Ineos’ hard work took a blow when their Ecuadorian rider Carapaz picked up a puncture which saw him dropped to the chase group that contained both Pogacar and Landa after both riders had been earlier waylaid by respective mechanicals and crashes as the race passed through Castres.
With Trentin dropped, Sagan’s chances of a first win in 14 months looked more likely – although he would face opposition from van Aert and a French contingent that included Bryan Coquard (B&B Hotels-Vital Concept), Christophe Laporte (Cofidis) and Hugo Hofstetter (Israel Start-Up Nation). Belgian’s Jasper Stuyven was also there for Trek-Segafredo, whose GC riders Porte and Mollema had missed the split.

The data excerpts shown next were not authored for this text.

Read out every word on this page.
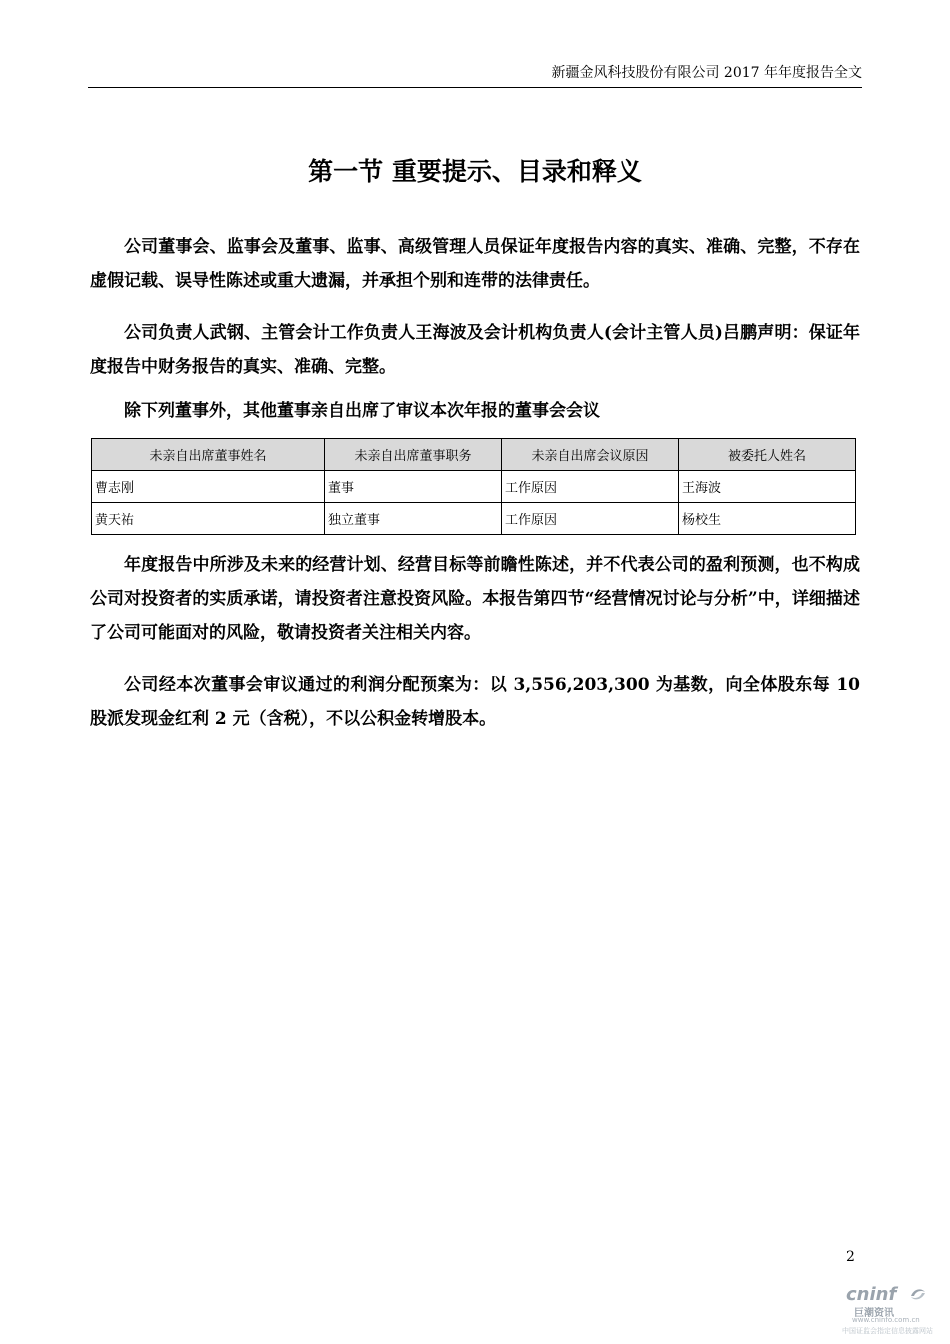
新疆金风科技股份有限公司 2017 年年度报告全文
第一节 重要提示、目录和释义
公司董事会、监事会及董事、监事、高级管理人员保证年度报告内容的真实、准确、完整，不存在虚假记载、误导性陈述或重大遗漏，并承担个别和连带的法律责任。
公司负责人武钢、主管会计工作负责人王海波及会计机构负责人(会计主管人员)吕鹏声明：保证年度报告中财务报告的真实、准确、完整。
除下列董事外，其他董事亲自出席了审议本次年报的董事会会议
未亲自出席董事姓名	未亲自出席董事职务	未亲自出席会议原因	被委托人姓名
曹志刚	董事	工作原因	王海波
黄天祐	独立董事	工作原因	杨校生
年度报告中所涉及未来的经营计划、经营目标等前瞻性陈述，并不代表公司的盈利预测，也不构成公司对投资者的实质承诺，请投资者注意投资风险。本报告第四节“经营情况讨论与分析”中，详细描述了公司可能面对的风险，敬请投资者关注相关内容。
公司经本次董事会审议通过的利润分配预案为：以 3,556,203,300 为基数，向全体股东每 10 股派发现金红利 2 元（含税），不以公积金转增股本。
2
cninf
巨潮资讯
www.cninfo.com.cn
中国证监会指定信息披露网站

Looking to heap the pressure on the distanced riders, Thibaut Pinot’s Groupama-FDJ did the lion’s share of pacing alongside Miguel Angel Lopez’s Astana and the ever-present Jumbo-Visma on the approach into Lavaur.
It was Norway’s Edvald Boasson Hagen (NTT Pro Cycling) who opened up the sprint with Frenchman Julian Alaphilippe (Deceuninck-QuickStep) right on his wheel. But after Alaphilippe bumped into Stuyven, the dynamic changed as van Aert powered through to add a second Tour stage win to victories in Strade Bianche, Milano-Sanremo and the Dauphiné since the restart.
Pogacar led the chasers over 1’21” in arrears while the Bennett group eventually crossed the line a whopping 14’32” down, with a final gruppetto containing the remaining sprinters another minute or so back.
With Pogacar dropping to 16th in the overall standings, Colombia’s Egan Bernal, the defending champion from the Ineos Grenadiers, takes over the white jersey ahead of two stages in the Pyrenees.
Saturday’s short but sharp 141km Stage 8 features three climbs including the Col de Peyresourde ahead of a downhill finish into Loudenvielle. All eyes will be on Roglic to add his own second stage win following teammate van Aert’s heroics on Friday – and with it, the yellow jersey.